In the Talmud, it is stated that, "Children, life, and livelihood do not depend on merit but rather on mazal."[1] However, the mazal referred to here does not refer to some random chance or the influence of the stars at the moment of one’s birth. The root of a person's soul, the subconscious place from which Divine blessing destined for him flows, determines his ability to live, earn a livelihood, and have children.

Mazal, therefore, is not external to a person but an intrinsic part of him. Indeed, just as a tzaddik can discern the nature of the root of the soul and even bring a soul into the world with better mazal, he can also discern within the conscious layers of the soul, the parts that affect life conditions: Life (i.e., health and longevity) is associated with the sefirah of wisdom, as it is said in Ecclesiastes, "Wisdom enlivens its possessor."
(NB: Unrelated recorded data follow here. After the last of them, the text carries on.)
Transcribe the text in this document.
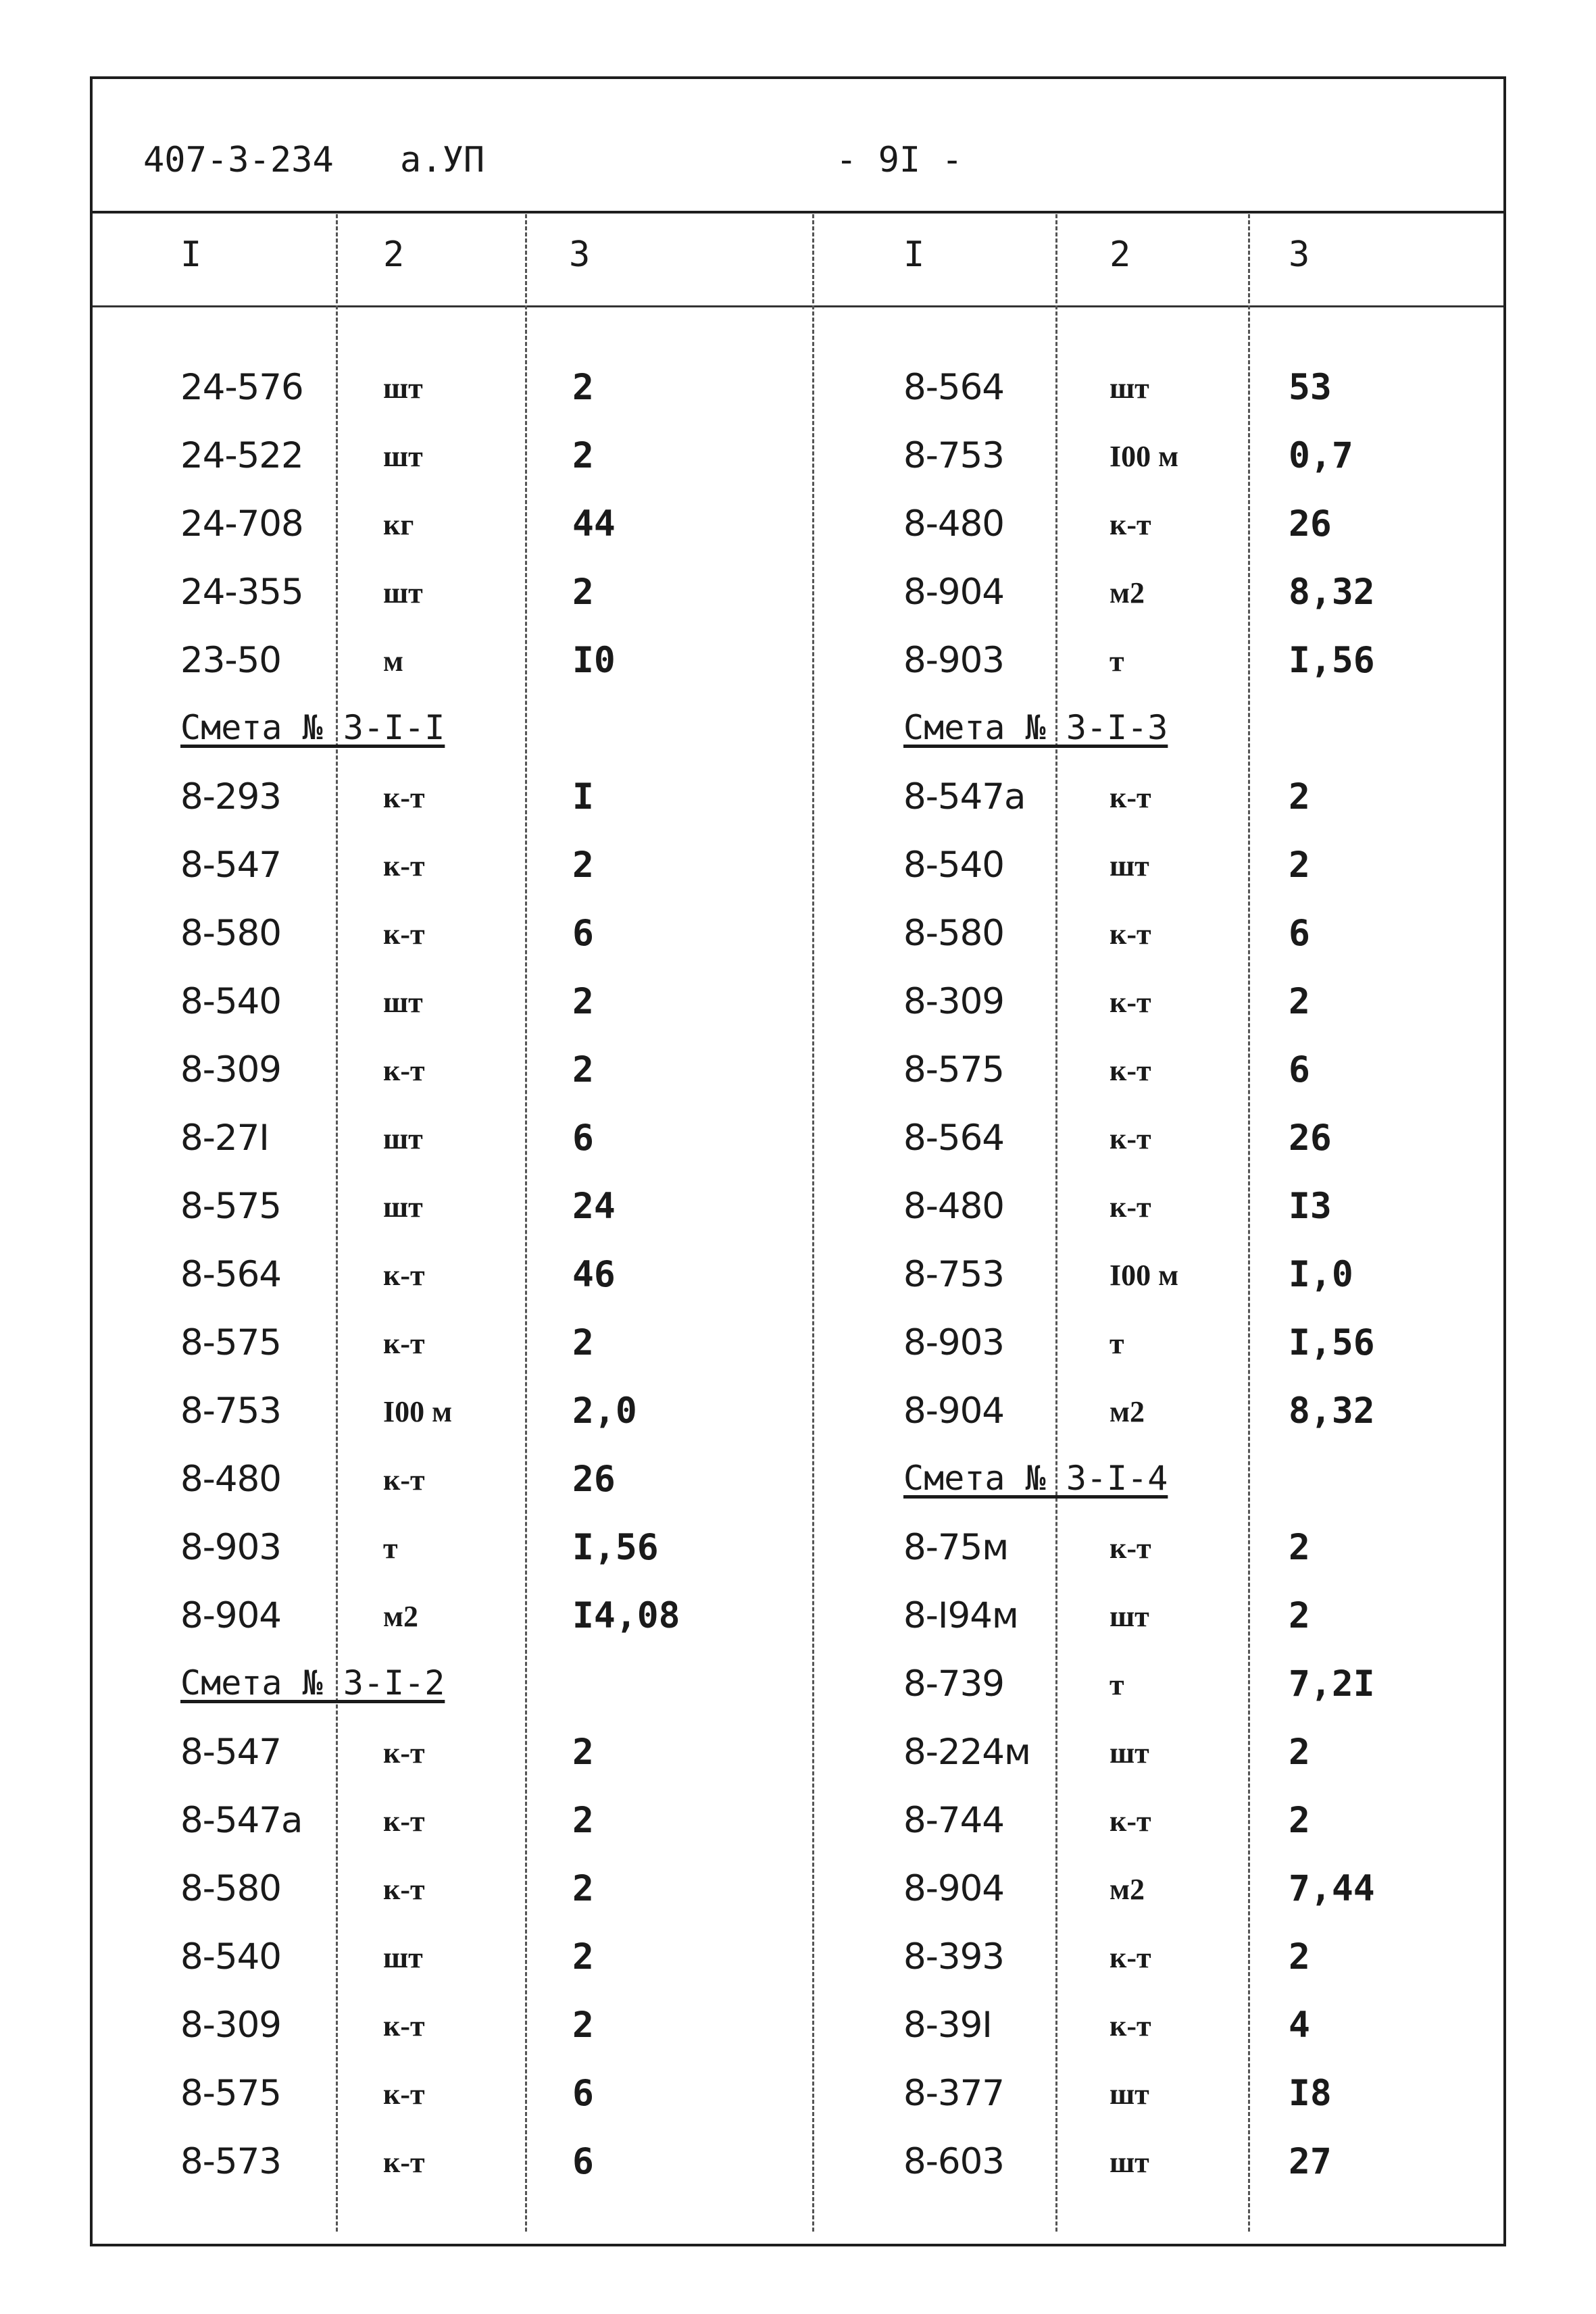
407-3-234 а.УП	- 9I -
I	2	3	I	2	3
24-576	шт	2
24-522	шт	2
24-708	кг	44
24-355	шт	2
23-50	м	I0
Смета № 3-I-I
8-293	к-т	I
8-547	к-т	2
8-580	к-т	6
8-540	шт	2
8-309	к-т	2
8-27I	шт	6
8-575	шт	24
8-564	к-т	46
8-575	к-т	2
8-753	I00 м	2,0
8-480	к-т	26
8-903	т	I,56
8-904	м2	I4,08
Смета № 3-I-2
8-547	к-т	2
8-547а	к-т	2
8-580	к-т	2
8-540	шт	2
8-309	к-т	2
8-575	к-т	6
8-573	к-т	6
8-564	шт	53
8-753	I00 м	0,7
8-480	к-т	26
8-904	м2	8,32
8-903	т	I,56
Смета № 3-I-3
8-547а	к-т	2
8-540	шт	2
8-580	к-т	6
8-309	к-т	2
8-575	к-т	6
8-564	к-т	26
8-480	к-т	I3
8-753	I00 м	I,0
8-903	т	I,56
8-904	м2	8,32
Смета № 3-I-4
8-75м	к-т	2
8-I94м	шт	2
8-739	т	7,2I
8-224м	шт	2
8-744	к-т	2
8-904	м2	7,44
8-393	к-т	2
8-39I	к-т	4
8-377	шт	I8
8-603	шт	27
Livelihood is rooted in the sefirah of understanding. We learn this from the Table of Showbread—the Tabernacle’s symbol of livelihood—that was placed on the north side of the sanctuary. The Tabernacle was always constructed (as was the Temple in Jerusalem) with the opening of the Sanctuary facing the east, the Holy of Holies in the west, and thus the north wall of the Sanctuary was to the left of the Holy of Holies (when standing at the Holy of Holies and looking towards the east). The left side is akin to the left axis of the sefirot, which begins with the sefirah of understanding.

Children are associated with the sefirah of knowledge, the power of connection and creation. The Torah writes, "And Adam knew Eve his wife; and she conceived and gave birth.”[2]

In this story, it is apparent that the connection that Rabbi Itamar revealed between children and livelihood is the connection between understanding and knowledge, a connection that is already mentioned in the Mishnah: "If there is no knowledge (children), there is no understanding (livelihood)." Indeed, in the Talmud, livelihood is specifically linked to life: "He Who grants life, grants sustenance."[3] In essence, however, when an additional child comes into the world, his livelihood and his life are intertwined.

Livelihood is particularly associated with a son. The word "male" (זָכָר) in Hebrew can be interpreted as shorthand for “this is a great feast” (זֶה כָּר). Not every son, however, is a son that is associated with the sefirah of knowledge. There are sons whose spiritual root stems from a feminine soul and there are those whose association with the sefirah of knowledge is powerful enough to provide for an entire family.

[1]. Mo’ed Katan 28a. The order though is quoted following the Zohar in many locations.

[2]. Genesis 4:1.

[3]. Based on (Ta’anit 8b) “when God provides plenty, He gives it for the living” (דְּכִי יָהֵיב רַחֲמָנָא שׂוּבְעָא לְחַיֵּי הוּא דְּיָהֵיב).